On Tuesday, the US government dropped what might be the biggest bombshell yet in its ongoing war on encryption: A court order compelling Apple to help the FBI unlock the iPhone of one of the San Bernardino shooters who killed 14 people and injured 22 last December.
By Lorenzo Franceschi-Bicchierai and Joshua Kopstein|MOTHERBOARD
This is the latest chapter in the FBI’s fight against Apple and encryption, which started when Apple implemented new security and encryption features with the launch of the iPhone 6 in September of 2014. At the time, Apple said it wouldn’t be able to unlock phones anymore—even if the authorities came knocking at their door with a warrant—because it just didn’t have the technical means.

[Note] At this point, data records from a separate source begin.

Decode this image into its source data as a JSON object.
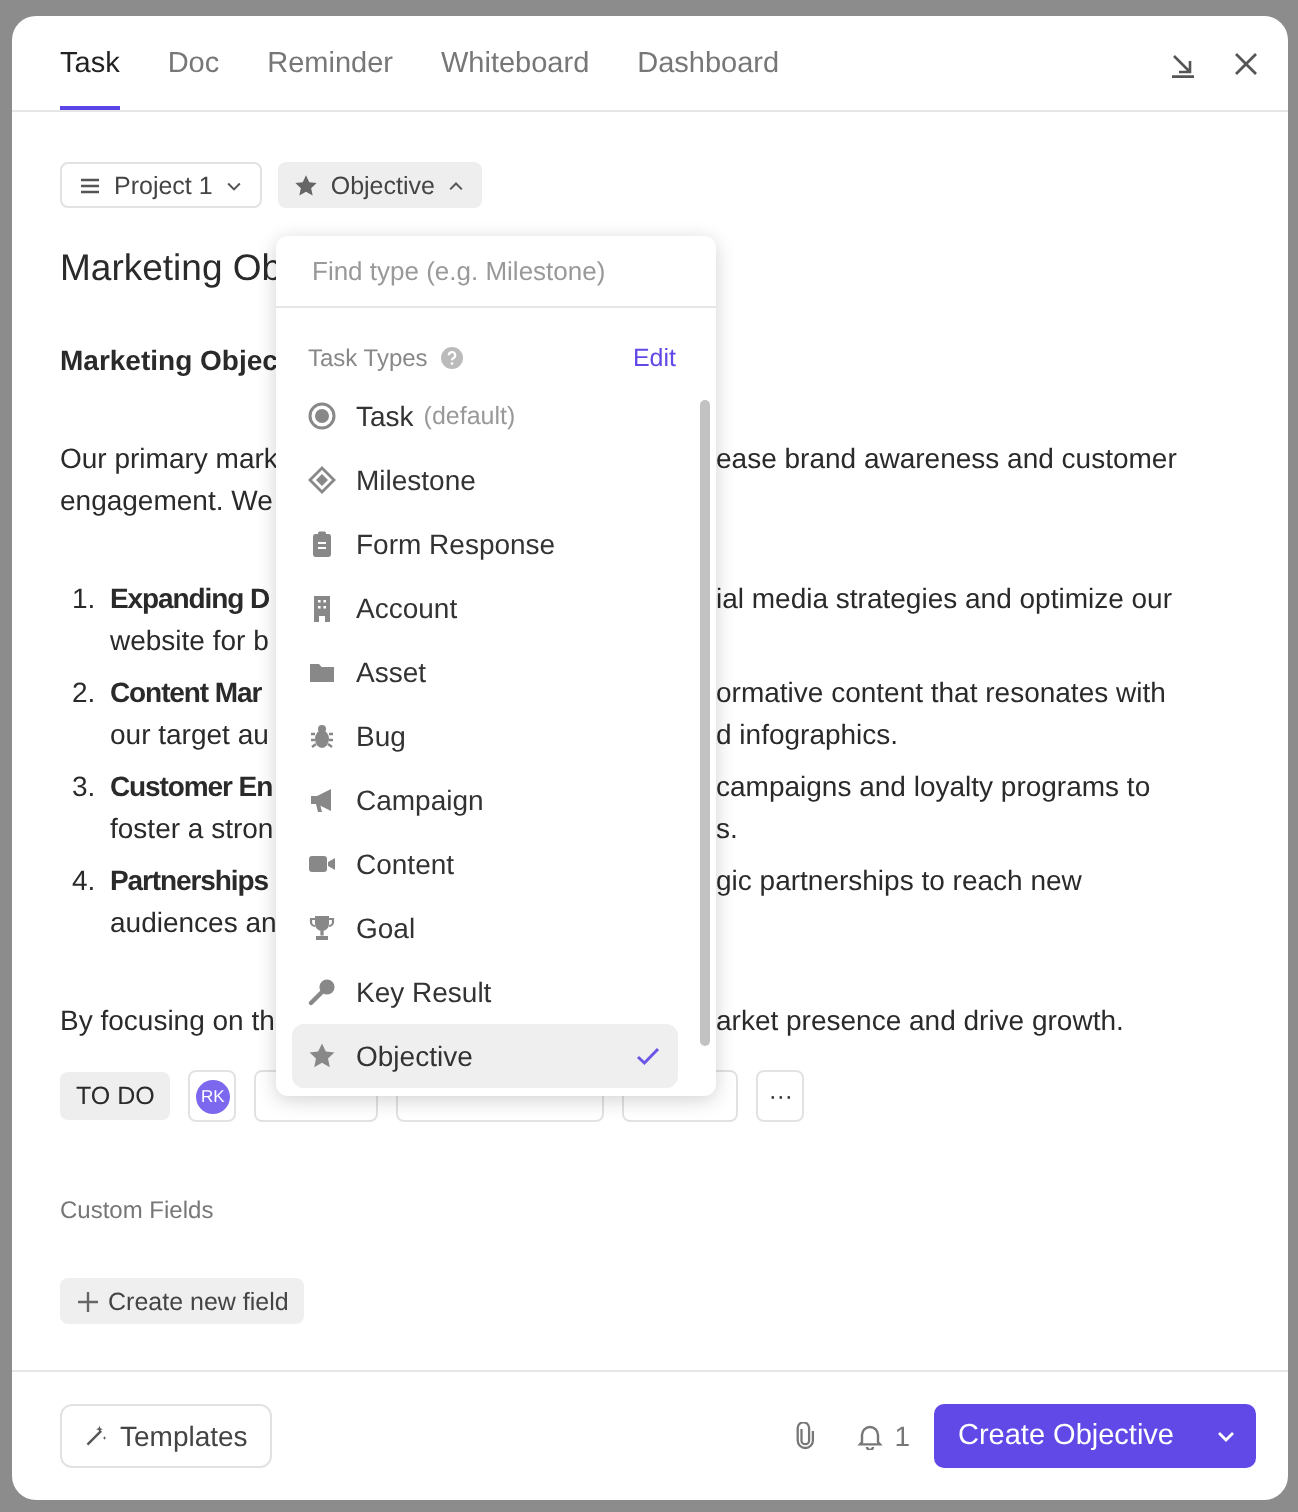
{
  "tabs": [
    {
      "label": "Task",
      "selected": true
    },
    {
      "label": "Doc",
      "selected": false
    },
    {
      "label": "Reminder",
      "selected": false
    },
    {
      "label": "Whiteboard",
      "selected": false
    },
    {
      "label": "Dashboard",
      "selected": false
    }
  ],
  "location_chip": "Project 1",
  "type_chip": {
    "label": "Objective",
    "expanded": true
  },
  "title": "Marketing Ob",
  "heading": "Marketing Objec",
  "body": [
    {
      "kind": "paragraph",
      "lines": [
        {
          "left": "Our primary mark",
          "right": "ease brand awareness and customer"
        },
        {
          "left": "engagement. We"
        }
      ]
    },
    {
      "kind": "list",
      "items": [
        {
          "number": "1.",
          "lines": [
            {
              "left": "Expanding D",
              "right": "ial media strategies and optimize our"
            },
            {
              "left": "website for b"
            }
          ]
        },
        {
          "number": "2.",
          "lines": [
            {
              "left": "Content Mar",
              "right": "ormative content that resonates with"
            },
            {
              "left": "our target au",
              "right": "d infographics."
            }
          ]
        },
        {
          "number": "3.",
          "lines": [
            {
              "left": "Customer En",
              "right": "campaigns and loyalty programs to"
            },
            {
              "left": "foster a stron",
              "right": "s."
            }
          ]
        },
        {
          "number": "4.",
          "lines": [
            {
              "left": "Partnerships",
              "right": "gic partnerships to reach new"
            },
            {
              "left": "audiences an"
            }
          ]
        }
      ]
    },
    {
      "kind": "paragraph",
      "lines": [
        {
          "left": "By focusing on th",
          "right": "arket presence and drive growth."
        }
      ]
    }
  ],
  "status": "TO DO",
  "assignee": "RK",
  "more": "···",
  "custom_fields_label": "Custom Fields",
  "create_field": "Create new field",
  "dropdown": {
    "placeholder": "Find type (e.g. Milestone)",
    "section": "Task Types",
    "edit": "Edit",
    "items": [
      {
        "kind": "task",
        "label": "Task",
        "note": "(default)",
        "selected": false
      },
      {
        "kind": "milestone",
        "label": "Milestone",
        "selected": false
      },
      {
        "kind": "form",
        "label": "Form Response",
        "selected": false
      },
      {
        "kind": "account",
        "label": "Account",
        "selected": false
      },
      {
        "kind": "asset",
        "label": "Asset",
        "selected": false
      },
      {
        "kind": "bug",
        "label": "Bug",
        "selected": false
      },
      {
        "kind": "campaign",
        "label": "Campaign",
        "selected": false
      },
      {
        "kind": "content",
        "label": "Content",
        "selected": false
      },
      {
        "kind": "goal",
        "label": "Goal",
        "selected": false
      },
      {
        "kind": "key",
        "label": "Key Result",
        "selected": false
      },
      {
        "kind": "objective",
        "label": "Objective",
        "selected": true
      }
    ]
  },
  "footer": {
    "templates": "Templates",
    "reminders": "1",
    "create": "Create Objective"
  }
}
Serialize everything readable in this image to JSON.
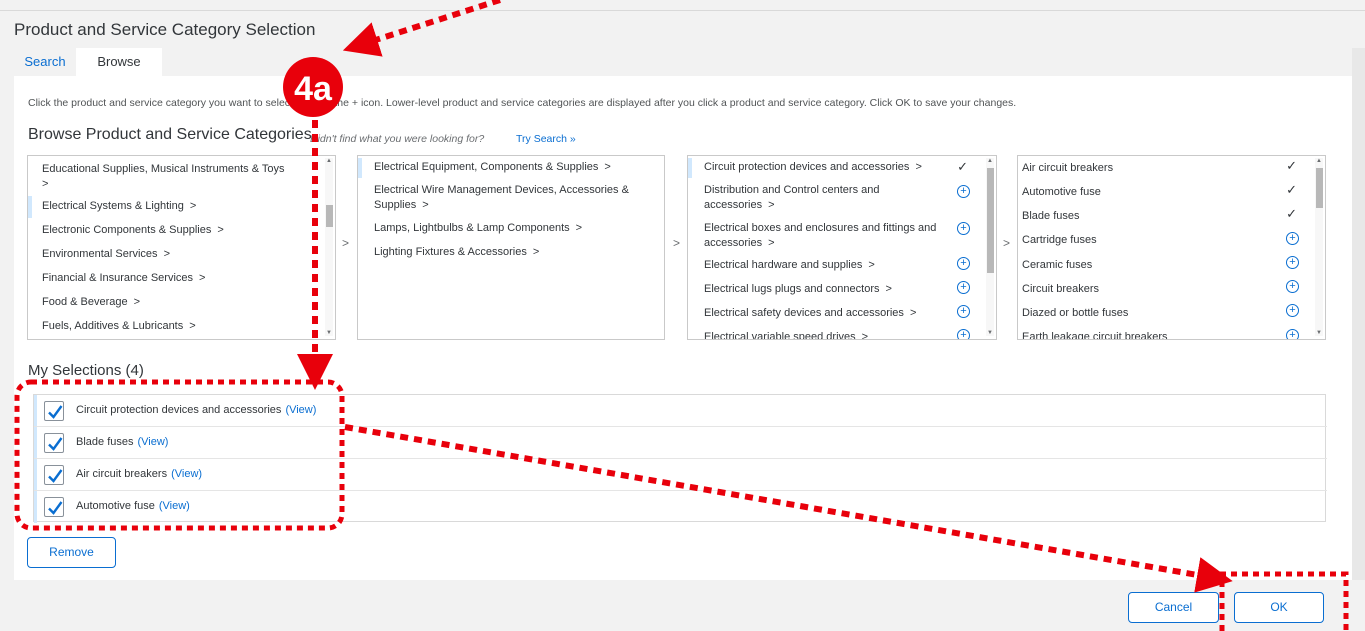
{
  "page_title": "Product and Service Category Selection",
  "tabs": [
    {
      "label": "Search"
    },
    {
      "label": "Browse"
    }
  ],
  "instructions": "Click the product and service category you want to select, or click the + icon. Lower-level product and service categories are displayed after you click a product and service category. Click OK to save your changes.",
  "browse": {
    "heading": "Browse Product and Service Categories",
    "hint": "Didn't find what you were looking for?",
    "hint_link": "Try Search »"
  },
  "columns": [
    {
      "items": [
        {
          "label": "Educational Supplies, Musical Instruments & Toys"
        },
        {
          "label": "Electrical Systems & Lighting"
        },
        {
          "label": "Electronic Components & Supplies"
        },
        {
          "label": "Environmental Services"
        },
        {
          "label": "Financial & Insurance Services"
        },
        {
          "label": "Food & Beverage"
        },
        {
          "label": "Fuels, Additives & Lubricants"
        }
      ]
    },
    {
      "items": [
        {
          "label": "Electrical Equipment, Components & Supplies"
        },
        {
          "label": "Electrical Wire Management Devices, Accessories & Supplies"
        },
        {
          "label": "Lamps, Lightbulbs & Lamp Components"
        },
        {
          "label": "Lighting Fixtures & Accessories"
        }
      ]
    },
    {
      "items": [
        {
          "label": "Circuit protection devices and accessories",
          "status": "checked"
        },
        {
          "label": "Distribution and Control centers and accessories",
          "status": "add"
        },
        {
          "label": "Electrical boxes and enclosures and fittings and accessories",
          "status": "add"
        },
        {
          "label": "Electrical hardware and supplies",
          "status": "add"
        },
        {
          "label": "Electrical lugs plugs and connectors",
          "status": "add"
        },
        {
          "label": "Electrical safety devices and accessories",
          "status": "add"
        },
        {
          "label": "Electrical variable speed drives",
          "status": "add"
        }
      ]
    },
    {
      "items": [
        {
          "label": "Air circuit breakers",
          "status": "checked"
        },
        {
          "label": "Automotive fuse",
          "status": "checked"
        },
        {
          "label": "Blade fuses",
          "status": "checked"
        },
        {
          "label": "Cartridge fuses",
          "status": "add"
        },
        {
          "label": "Ceramic fuses",
          "status": "add"
        },
        {
          "label": "Circuit breakers",
          "status": "add"
        },
        {
          "label": "Diazed or bottle fuses",
          "status": "add"
        },
        {
          "label": "Earth leakage circuit breakers",
          "status": "add"
        }
      ]
    }
  ],
  "my_selections": {
    "heading": "My Selections (4)",
    "view_label": "(View)",
    "items": [
      {
        "label": "Circuit protection devices and accessories"
      },
      {
        "label": "Blade fuses"
      },
      {
        "label": "Air circuit breakers"
      },
      {
        "label": "Automotive fuse"
      }
    ]
  },
  "buttons": {
    "remove": "Remove",
    "cancel": "Cancel",
    "ok": "OK"
  },
  "annotation": {
    "step_label": "4a",
    "color": "#e8000b"
  },
  "colors": {
    "accent": "#0a6ed1",
    "selected_bar": "#d1e8fd"
  }
}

But the US government has since been testing the legal boundaries of what it can force Apple, and by extension any other tech company, to do, mainly using the questionable legal authorities granted by a 227-year-old law.
And this time, it might have devised a way to prove that Apple does have the technical means to help cops and feds when they have to access data on a locked device.
At stake is whether a company can be legally compelled to sabotage the security of its own software
In the case of the San Bernardino shooter, rather than telling Apple to break the encryption protecting the device, which is an older iPhone 5C running iOS 9, the order would force the company to build a special version of its software that removes protections against anyone guessing your passcode millions of times until it gets it right—what’s technically known as a “brute-force” attack.
Apple immediately contested the order, calling it an “unprecedented step” where the government is essentially asking the company to “hack” its own users and create a “backdoor” that could be used any other time in the future.